El misterio del instalador de Windows 95 se resuelve finalmente después de 30 años

Generada con IA

Un ingeniero de Microsoft ha desvelado el secreto mejor guardado de Windows 95. Explica por qué esta versión del sistema operativo fue tan difícil de instalar en los ordenadores de la época. 

Hoy en día, instalar una nueva versión de Windows es pan comido: unos cuantos clics en Windows Update y listo. Incluso realizar una instalación limpia desde una memoria USB es un proceso bastante intuitivo. Pero, ¿te imaginas cómo era instalar un sistema operativo a mediados de los 90?

Si tuviste la oportunidad de tener un PC en aquella época, seguro que recuerdas la odisea que suponía instalar Windows 95. A diferencia de las actualizaciones actuales, aquel proceso parecía interminable, lleno de reinicios y pasos que requerían una atención minuciosa

Durante décadas, muchos nos hemos preguntado por qué la instalación de dicha versión era tan complicada en comparación con las versiones posteriores. Pues bien, el misterio ha sido finalmente resuelto. Un ingeniero de Microsoft ha desvelado los entresijos de esta compleja instalación. 

Un desafío técnico para Microsoft

El motivo no fue una decisión arbitraria de Microsoft, sino el resultado de un desafío técnico monumental. En los años 90, los ordenadores contaban con recursos muy limitados, y los sistemas operativos de la época eran profundamente diferentes entre sí. 

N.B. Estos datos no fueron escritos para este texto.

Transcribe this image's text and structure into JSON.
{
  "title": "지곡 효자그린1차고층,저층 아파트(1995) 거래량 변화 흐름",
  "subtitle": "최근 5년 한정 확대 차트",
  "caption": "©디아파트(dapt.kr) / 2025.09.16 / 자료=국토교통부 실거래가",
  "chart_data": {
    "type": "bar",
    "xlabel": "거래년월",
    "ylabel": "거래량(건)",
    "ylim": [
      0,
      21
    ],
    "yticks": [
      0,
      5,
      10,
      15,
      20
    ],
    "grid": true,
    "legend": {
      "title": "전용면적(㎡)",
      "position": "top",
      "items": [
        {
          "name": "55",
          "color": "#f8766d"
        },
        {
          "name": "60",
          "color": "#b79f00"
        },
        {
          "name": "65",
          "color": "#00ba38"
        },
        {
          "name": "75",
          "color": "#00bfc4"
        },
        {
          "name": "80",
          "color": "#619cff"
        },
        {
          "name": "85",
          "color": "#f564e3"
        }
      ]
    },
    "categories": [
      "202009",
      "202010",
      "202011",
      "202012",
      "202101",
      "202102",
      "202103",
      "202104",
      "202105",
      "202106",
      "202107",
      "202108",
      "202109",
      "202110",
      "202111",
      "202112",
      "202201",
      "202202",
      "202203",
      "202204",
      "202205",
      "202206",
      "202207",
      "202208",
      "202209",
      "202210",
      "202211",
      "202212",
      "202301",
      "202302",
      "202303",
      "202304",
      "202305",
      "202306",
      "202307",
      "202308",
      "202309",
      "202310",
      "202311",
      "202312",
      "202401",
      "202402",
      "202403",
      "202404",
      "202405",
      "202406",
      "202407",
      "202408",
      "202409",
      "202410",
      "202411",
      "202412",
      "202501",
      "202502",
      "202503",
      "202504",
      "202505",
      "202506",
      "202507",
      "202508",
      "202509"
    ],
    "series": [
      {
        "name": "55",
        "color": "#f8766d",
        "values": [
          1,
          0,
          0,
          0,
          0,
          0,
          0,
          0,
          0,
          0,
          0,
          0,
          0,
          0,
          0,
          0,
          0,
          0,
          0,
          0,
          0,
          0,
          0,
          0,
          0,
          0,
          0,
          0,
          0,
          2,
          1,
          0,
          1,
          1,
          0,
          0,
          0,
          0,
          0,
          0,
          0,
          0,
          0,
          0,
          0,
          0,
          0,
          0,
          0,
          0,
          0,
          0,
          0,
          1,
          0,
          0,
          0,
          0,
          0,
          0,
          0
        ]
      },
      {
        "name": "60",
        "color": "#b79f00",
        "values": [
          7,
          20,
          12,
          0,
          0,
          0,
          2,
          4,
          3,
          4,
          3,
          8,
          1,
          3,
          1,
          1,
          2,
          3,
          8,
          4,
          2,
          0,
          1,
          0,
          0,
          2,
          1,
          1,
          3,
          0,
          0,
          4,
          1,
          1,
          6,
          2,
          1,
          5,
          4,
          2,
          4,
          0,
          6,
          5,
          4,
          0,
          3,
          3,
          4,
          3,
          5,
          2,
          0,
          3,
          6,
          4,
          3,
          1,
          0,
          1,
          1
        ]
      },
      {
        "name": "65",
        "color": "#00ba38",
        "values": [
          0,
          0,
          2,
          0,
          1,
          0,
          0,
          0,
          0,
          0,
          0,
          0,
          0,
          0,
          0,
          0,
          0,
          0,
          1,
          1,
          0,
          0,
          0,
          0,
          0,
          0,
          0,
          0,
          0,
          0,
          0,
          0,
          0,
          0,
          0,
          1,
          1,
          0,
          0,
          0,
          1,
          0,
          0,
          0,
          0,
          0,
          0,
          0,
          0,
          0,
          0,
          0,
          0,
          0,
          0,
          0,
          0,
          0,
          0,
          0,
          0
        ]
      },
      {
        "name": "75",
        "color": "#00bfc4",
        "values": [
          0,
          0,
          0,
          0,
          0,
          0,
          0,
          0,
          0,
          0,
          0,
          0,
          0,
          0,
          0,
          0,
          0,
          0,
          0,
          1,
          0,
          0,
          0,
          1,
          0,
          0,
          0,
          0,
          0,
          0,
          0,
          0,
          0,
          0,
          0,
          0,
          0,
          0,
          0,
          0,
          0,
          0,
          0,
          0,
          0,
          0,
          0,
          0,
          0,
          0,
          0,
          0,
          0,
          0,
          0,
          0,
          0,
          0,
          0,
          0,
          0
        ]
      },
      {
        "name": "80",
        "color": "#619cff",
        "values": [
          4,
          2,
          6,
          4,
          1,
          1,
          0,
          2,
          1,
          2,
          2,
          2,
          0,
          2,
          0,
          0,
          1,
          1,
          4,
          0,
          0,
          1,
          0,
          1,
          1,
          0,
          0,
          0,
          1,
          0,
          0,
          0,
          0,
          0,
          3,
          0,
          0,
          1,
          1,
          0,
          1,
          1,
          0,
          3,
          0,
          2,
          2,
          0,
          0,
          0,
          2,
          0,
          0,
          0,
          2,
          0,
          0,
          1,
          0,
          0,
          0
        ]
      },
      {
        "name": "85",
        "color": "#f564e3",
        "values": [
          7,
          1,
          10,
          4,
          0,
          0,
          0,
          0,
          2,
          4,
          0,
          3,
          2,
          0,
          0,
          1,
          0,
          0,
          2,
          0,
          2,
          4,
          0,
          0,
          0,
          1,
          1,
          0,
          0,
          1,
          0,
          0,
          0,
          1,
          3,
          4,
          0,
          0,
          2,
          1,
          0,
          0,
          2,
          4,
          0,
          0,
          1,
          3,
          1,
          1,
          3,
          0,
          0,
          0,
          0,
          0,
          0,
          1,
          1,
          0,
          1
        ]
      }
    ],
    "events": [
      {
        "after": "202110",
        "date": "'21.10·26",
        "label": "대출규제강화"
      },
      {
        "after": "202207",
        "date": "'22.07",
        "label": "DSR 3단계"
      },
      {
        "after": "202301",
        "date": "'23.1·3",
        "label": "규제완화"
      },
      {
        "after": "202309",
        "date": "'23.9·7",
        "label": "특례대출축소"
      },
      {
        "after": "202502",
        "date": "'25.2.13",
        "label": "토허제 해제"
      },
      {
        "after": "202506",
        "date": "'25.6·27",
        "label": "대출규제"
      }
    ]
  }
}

De esta manera, crear un instalador capaz de actualizar de forma unificada desde MS-DOS y Windows 3.1 hasta Windows 95, sin comprometer la experiencia del usuario, era una tarea casi titánica.

El objetivo era mantener una interfaz gráfica consistente y funcional durante todo el proceso de instalación, algo que no era nada sencillo con las herramientas disponibles en ese momento. 

En lugar de desarrollar tres instaladores independientes, uno para cada sistema de origen, el equipo de Microsoft ideó una solución innovadora: un proceso de instalación dividido en tres fases que reutilizaba el mismo código en diferentes escenarios.

  • Instalación de una versión mínima de Windows 3.1: Este primer paso proporcionaba una base común sobre la que construir el nuevo sistema operativo. Aunque parezca contra intuitivo, instalar una versión anterior antes de la nueva era esencial para garantizar la compatibilidad y facilitar la transición.
  • Instalador principal de 16 bits: Una vez instalada la base, se ejecutaba un instalador principal de 16 bits que se encargaba de la mayor parte del trabajo. Este programa interactuaba con el usuario, detectaba el hardware del equipo y configuraba los componentes del sistema.
  • Instalador final de 32 bits: Por último, un tercer instalador, ya completamente en 32 bits, finalizaba la instalación y configuraba las últimas opciones, como las impresoras y otros dispositivos. Al final, el tiempo que tardaba era demasiado y era una versión del sistema muy complicada de instalar.

¿Por qué este proceso de tres fases?

La razón principal era la necesidad de unificar la instalación para diferentes sistemas operativos y hardware. Crear tres instaladores independientes, uno para cada escenario, habría multiplicado el trabajo y aumentado la probabilidad de errores. 

Además, este enfoque permitía aprovechar al máximo las capacidades de los sistemas de 16 y 32 bits, que eran la norma en aquella época. Aunque las instalaciones de Windows actuales son mucho más sencillas, el trabajo realizado por los ingenieros de Microsoft en los años 90 fue impresionante.